Three days before he spoke to the mountain, Pietro Coppino noticed that Persephone's fingers had begun to droop.
It was 1823 in northern Italy, early October. The beat of horses' hooves in the street below was like the ticking of a giant watch, and children laughed and shouted as if by sheer will they could stave off the close of day. The sun had not quite set, but Pietro's studio was dim, for the blinds were drawn, as always. Hanging oil lamps gave off the only light.
Pietro had devoted close to a year to sculpting Persephone and her abductor Pluto, and by the hand of providence the piece was nearly finished. He blew fine marble dust out of the crevices where the dour god's arms wrapped around Persephone's ankles. The shapeliness of her calves drew Pietro's eyes up, up, up along the smooth slope of her leg, which was tensed as she strained to break free from Pluto's hungry embrace. Her arms were lifted to heaven, her eyes wide, her mouth frozen open in a small circle of terror.

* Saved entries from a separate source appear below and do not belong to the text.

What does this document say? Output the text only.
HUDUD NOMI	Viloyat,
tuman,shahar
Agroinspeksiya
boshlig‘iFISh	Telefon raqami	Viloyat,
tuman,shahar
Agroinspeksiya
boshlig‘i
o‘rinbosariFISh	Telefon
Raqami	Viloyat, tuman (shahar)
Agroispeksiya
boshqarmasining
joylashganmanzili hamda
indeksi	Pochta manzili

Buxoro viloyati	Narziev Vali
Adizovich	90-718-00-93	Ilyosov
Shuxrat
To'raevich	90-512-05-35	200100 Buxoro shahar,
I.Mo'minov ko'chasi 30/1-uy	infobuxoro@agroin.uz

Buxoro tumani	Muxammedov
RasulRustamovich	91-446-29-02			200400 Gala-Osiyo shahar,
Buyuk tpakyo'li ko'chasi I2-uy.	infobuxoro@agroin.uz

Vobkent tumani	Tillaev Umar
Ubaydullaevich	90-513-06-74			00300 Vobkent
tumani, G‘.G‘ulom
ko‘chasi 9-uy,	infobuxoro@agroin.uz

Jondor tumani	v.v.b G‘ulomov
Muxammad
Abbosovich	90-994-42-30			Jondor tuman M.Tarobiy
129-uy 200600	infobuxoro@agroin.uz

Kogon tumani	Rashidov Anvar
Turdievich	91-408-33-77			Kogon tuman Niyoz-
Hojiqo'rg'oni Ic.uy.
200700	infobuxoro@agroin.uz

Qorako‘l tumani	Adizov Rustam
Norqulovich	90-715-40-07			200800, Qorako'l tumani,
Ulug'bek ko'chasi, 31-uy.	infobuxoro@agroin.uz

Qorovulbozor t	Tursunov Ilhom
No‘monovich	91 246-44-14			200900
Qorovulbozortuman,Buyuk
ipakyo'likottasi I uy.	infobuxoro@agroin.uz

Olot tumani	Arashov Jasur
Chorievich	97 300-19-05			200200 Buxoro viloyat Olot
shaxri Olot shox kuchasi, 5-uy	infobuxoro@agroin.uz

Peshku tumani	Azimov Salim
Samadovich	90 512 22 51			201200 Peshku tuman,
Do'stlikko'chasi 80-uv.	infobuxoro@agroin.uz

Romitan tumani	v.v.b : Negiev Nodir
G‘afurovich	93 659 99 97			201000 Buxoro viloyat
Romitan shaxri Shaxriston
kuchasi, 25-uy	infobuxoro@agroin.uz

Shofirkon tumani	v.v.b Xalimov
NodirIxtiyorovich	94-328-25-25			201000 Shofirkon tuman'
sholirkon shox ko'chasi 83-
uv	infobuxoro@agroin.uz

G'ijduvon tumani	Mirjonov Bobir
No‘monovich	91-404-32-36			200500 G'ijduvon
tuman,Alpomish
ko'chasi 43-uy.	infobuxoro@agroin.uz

The lamplight flickered, and for a moment Persephone's hair shone like a sunlit field of grain. Pietro stepped back, feeling a tightness in his chest. He scratched his pointed white beard, dislodging dust of the same color. Wiping his brow cut a sweaty pink swath across the back of his hand.
Since he freed the first of her fingers from its marble encasement, she had often affected that way, with an inexplicable mixture of yearning and grief, but it was an emotion he never let himself examine too closely. Most times when he felt it coming on, he would lay aside his mallets and chisels, lock his gate from the outside, and prowl the busier streets of Sugremaro, hands thrust deep in the pockets of his smock. When he would begin muttering, or even remonstrating with an unseen companion, the local police would take him by the elbow and usher him politely but firmly back to his house. He was a great sculptor, they would tell him in quiet, reasonable tones. Sugremaro was fortunate to have him, they would say, but he was not always good for business. He disturbed the patrons of the sidewalk cafés. He repelled paying customers from the streetside merchants.
Even in his confusion, Pietro always cooperated with the police. Arriving home would bring him back to himself, and he would spend the remainder of the evening in his library with his books--a fine collection of fifty or so, including works on art, science, history, and politics--and a bottle of red wine. He would often fall asleep in his reading chair, and would not reenter the studio until morning, when Persephone called to him again and he responded to her summons with the sharp clash of his tools, the caress of his files and rasps.